In my judgment this mother would be in Australia against her wishes, with the prospect of prolonged further conflict with the father and limited, if any, emotional and psychological social support available to her. I have to consider the additional stress that would provide to this mother, bearing in mind recent events.

(5)

In that context, bearing in mind the particular circumstances of this mother, I do consider the risk to be grave as the levels of stress would impact on her mental health to the extent that it will create a situation that is intolerable for the child. This is because the mother has, in effect, nothing to go back to Australia for.
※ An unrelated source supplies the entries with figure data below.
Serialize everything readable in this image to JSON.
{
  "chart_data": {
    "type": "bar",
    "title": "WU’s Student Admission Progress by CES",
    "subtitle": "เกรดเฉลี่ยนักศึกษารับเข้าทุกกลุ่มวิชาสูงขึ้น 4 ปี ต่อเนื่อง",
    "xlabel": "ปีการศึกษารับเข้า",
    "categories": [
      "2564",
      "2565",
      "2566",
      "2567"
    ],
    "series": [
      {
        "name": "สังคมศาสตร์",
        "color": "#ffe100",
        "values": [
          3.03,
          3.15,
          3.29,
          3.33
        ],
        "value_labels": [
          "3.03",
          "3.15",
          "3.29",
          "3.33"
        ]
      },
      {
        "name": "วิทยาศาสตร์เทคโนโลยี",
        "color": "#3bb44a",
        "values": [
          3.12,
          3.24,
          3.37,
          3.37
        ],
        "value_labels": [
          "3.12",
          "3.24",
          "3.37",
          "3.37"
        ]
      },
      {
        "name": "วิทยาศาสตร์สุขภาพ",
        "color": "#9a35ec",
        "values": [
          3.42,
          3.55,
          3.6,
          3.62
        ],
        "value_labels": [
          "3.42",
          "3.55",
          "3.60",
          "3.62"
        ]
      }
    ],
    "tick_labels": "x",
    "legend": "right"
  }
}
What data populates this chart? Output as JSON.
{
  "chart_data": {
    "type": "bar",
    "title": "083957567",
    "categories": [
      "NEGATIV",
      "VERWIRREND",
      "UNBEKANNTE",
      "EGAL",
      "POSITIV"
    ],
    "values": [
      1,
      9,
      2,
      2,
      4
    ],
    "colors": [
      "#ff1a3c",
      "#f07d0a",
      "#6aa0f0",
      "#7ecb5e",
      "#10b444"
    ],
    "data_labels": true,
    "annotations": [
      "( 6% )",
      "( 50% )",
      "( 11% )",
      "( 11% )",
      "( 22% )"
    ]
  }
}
No secure home (even taking into account the father’s suggestion that the tenancy would need to be in place before she left), no job, the reality of limited if any social support, and the prospect of continued prolonged litigation with the father. Consequently, there is a grave risk the symptoms Dr Gamble describes in his report and in his oral evidence will create a situation that is intolerable for Z, due to the impact of the mother’s mental ill health on her parenting of Z.

(6)

I have factored into my assessment the fact that the mother has been able to care for Z to date, even during the currency of these proceedings, but that has been in the circumstances of having a secure home and a strong network of paternal and maternal family members and friends available here which, as she describes in her statement, have been a bedrock of support for her.